ABCDEF is a regular hexagon with centre O (in the following figure). If the area of triangle OAB is 9 cm2, find the area of : (i) the hexagon and (ii) the circle in which the haxagon is incribed.
We know that a regular hexagon is made up of 6 equilateral triangles.
We have given area of the one of the triangles.
$\therefore$ Area of the hexagon $=6 \times$ area of one equilateral triangle
$\therefore$ Area of the hexagon $=6 \times 9$
$\therefore$ Area of the hexagon $=54$
We know that if a regular hexagon is inscribed in the circle, then the radius of the circle is same as the side of the regular hexagon.
We also know that a regular hexagon is made up of 6 equilateral triangles and we have area of one of the equilateral triangle.

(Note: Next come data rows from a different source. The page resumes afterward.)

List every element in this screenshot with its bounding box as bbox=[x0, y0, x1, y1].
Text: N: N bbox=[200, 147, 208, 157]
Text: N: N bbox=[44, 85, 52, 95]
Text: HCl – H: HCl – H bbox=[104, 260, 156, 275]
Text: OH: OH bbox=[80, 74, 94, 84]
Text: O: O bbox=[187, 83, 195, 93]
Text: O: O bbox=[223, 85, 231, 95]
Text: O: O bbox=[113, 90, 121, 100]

$\therefore$ Area of the equilateral triangle $=\frac{\sqrt{3}}{4} \times$ side $^{2}$
Substituting the value of the given equilateral triangle we get,
$\therefore 9=\frac{\sqrt{3}}{4} \times$ side $^{2}$
$\therefore$ side $^{2}=\frac{9 \times 4}{\sqrt{3}}$
$\therefore \operatorname{side}^{2}=\frac{36}{\sqrt{3}}$
Now we will find the area of the circle.
$\therefore$ Area of the circle $=\pi r^{2}$
Substituting the values we get,
$\therefore$ Area of the circle $=\frac{22}{7} \times \frac{36}{\sqrt{3}}$
Now we will substitute $\sqrt{3}=1.732$ we get,
$\therefore$ Area of the circle $=\frac{22}{7} \times \frac{36}{1.732}$
$\therefore$ Area of the circle $=\frac{792}{12.124}$
$\therefore$ Area of the circle $=65.324$
Therefore, area of the hexagon and area of the circle are $54 \mathrm{~cm}^{2}$ and $65.324 \mathrm{~cm}^{2}$ respectively.